Koalitionsverhandlungen

Union will Gesetz zur Prostitution verschärfen

Berlin - Die Union will in einer Koalition mit der SPD schärfere Regeln für die Prostitution durchsetzen. Das Prostitutionsgesetz müsse so geändert werden, dass Zwangsprostitution und Menschenhandel effektiver bekämpft werden.

Zudem solle die legale Prostitution schärfer reguliert werden, sagte die Vorsitzende der Frauenunion, Staatsministerin Maria Böhmer, der "Westdeutschen Allgemeinen Zeitung" (Samstagsausgabe). "Es kommt darauf an, dass jetzt gehandelt wird", sagte sie. Für eine Einigung mit der SPD sehe sie "gute Chancen".

Die schwarz-gelbe Koalition war im September mit einer geplanten Verschärfung des Prostitutionsgesetzes im Bundesrat an der Mehrheit der von SPD und Grünen regierten Ländern gescheitert.

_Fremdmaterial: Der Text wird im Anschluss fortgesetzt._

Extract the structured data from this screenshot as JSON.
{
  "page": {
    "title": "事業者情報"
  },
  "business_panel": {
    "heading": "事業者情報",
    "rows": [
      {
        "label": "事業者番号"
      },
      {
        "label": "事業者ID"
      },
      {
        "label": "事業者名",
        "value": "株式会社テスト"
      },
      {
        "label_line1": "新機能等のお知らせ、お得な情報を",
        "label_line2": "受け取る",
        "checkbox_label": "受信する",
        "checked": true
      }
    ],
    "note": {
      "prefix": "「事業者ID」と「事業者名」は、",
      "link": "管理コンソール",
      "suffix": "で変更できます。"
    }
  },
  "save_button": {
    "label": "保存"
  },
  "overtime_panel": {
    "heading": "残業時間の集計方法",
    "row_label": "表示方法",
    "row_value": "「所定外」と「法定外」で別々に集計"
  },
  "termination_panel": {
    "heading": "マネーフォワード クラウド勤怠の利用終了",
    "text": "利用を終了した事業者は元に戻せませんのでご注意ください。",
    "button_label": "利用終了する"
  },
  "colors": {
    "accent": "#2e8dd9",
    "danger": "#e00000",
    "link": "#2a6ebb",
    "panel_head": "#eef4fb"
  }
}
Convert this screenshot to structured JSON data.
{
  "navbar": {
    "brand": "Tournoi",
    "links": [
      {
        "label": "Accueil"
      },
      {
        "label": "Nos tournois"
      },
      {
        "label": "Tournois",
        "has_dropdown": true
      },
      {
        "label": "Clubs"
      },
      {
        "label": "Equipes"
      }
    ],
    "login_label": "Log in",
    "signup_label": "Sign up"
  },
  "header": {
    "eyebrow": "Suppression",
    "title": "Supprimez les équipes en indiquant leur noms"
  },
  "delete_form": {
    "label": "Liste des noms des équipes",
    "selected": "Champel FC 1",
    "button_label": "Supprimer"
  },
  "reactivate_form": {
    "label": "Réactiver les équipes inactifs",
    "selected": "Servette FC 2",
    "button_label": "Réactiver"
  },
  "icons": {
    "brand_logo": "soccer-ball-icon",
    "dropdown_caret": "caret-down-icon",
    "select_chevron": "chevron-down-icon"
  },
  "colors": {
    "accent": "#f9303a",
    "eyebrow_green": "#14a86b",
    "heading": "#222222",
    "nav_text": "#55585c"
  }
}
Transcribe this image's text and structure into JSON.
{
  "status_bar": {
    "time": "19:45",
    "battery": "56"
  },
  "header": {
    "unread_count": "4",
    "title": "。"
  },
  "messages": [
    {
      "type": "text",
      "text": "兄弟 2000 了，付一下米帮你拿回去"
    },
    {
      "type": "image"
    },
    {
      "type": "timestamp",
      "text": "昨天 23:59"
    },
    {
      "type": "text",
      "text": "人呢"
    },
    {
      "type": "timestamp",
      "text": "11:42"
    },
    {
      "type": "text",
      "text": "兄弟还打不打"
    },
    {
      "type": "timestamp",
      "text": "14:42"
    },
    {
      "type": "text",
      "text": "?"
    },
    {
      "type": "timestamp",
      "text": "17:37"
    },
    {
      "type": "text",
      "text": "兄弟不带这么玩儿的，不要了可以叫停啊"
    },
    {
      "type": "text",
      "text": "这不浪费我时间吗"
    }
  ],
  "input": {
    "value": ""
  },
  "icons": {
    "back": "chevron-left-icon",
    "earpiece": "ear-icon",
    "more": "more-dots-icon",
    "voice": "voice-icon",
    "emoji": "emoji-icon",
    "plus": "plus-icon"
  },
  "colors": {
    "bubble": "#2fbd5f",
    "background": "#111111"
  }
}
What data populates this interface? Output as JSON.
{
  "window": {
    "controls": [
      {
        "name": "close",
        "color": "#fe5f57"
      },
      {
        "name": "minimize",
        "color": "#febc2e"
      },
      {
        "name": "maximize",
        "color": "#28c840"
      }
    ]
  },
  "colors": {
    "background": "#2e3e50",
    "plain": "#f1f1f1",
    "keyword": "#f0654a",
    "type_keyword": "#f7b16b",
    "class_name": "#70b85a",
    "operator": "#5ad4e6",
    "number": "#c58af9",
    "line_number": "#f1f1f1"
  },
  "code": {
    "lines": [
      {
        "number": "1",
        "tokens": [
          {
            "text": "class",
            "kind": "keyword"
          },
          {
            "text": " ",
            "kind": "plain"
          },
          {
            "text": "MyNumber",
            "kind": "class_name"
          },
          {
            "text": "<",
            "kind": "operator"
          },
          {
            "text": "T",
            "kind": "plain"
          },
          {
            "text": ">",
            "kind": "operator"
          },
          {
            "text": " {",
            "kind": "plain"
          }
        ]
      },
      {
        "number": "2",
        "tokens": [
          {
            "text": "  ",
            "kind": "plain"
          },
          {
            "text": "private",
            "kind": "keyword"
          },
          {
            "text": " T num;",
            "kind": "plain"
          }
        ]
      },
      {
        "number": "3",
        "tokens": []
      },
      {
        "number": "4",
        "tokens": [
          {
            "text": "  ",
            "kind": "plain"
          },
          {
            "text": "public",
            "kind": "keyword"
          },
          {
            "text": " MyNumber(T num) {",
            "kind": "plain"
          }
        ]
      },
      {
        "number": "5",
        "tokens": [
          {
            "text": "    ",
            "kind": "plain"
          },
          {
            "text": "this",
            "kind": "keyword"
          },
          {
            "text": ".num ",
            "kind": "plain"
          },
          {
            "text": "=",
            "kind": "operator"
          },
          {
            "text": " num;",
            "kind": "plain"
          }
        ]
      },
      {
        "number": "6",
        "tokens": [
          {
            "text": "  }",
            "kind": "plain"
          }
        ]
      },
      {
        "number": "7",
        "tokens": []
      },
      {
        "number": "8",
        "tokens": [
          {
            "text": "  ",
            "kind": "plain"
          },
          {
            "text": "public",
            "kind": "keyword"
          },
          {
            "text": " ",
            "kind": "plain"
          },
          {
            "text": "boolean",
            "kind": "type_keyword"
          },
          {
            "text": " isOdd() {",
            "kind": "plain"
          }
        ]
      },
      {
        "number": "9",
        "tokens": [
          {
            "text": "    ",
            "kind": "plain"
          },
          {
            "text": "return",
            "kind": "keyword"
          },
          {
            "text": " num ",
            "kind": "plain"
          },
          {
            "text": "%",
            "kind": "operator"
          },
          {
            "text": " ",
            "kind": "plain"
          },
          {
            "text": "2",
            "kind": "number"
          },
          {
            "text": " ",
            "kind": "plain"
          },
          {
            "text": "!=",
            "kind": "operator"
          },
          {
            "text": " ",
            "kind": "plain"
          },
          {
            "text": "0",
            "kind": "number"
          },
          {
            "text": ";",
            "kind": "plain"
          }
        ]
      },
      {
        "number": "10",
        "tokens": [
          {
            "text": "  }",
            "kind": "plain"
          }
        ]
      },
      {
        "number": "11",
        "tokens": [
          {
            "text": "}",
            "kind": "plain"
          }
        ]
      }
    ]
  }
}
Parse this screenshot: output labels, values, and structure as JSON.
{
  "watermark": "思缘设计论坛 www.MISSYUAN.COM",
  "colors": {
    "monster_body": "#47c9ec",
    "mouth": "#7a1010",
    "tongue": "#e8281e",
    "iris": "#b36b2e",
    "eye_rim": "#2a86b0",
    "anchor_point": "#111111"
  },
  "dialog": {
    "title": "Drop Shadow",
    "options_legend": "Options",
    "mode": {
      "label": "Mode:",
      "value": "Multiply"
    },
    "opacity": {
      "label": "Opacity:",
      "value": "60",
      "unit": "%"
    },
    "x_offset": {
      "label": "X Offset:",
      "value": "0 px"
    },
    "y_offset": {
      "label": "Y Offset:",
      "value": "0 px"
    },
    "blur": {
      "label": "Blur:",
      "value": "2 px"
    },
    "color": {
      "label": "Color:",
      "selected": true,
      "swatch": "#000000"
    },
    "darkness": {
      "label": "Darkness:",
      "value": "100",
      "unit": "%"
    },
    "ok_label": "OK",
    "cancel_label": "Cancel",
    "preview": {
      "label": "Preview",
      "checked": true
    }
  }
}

Das derzeit gültige Prostitutionsgesetz war vor zehn Jahren von der damaligen rot-grünen Bundesregierung verabschiedet worden.

Politikerinnen von SPD und Grünen warnten nun in der "WAZ" vor zu scharfen Bestimmungen. Ziel dürfe es nicht sein, "freiwillig ausgeübte Prostitution wieder in die Illegalität zu drängen", sagte die Abgeordnete Caren Marks von der SPD. Das würde die Gefahr von Ausbeutung und Gewalt "nur noch weiter vergrößern" statt die Frauen mit mehr Rechten zu stärken, warnte die nordrhein-westfälische Gesundheitsministerin Barbara Steffens (Grüne). "Prostitution gibt es, ob man sie gesetzlich untersagt oder nicht", fügte sie hinzu.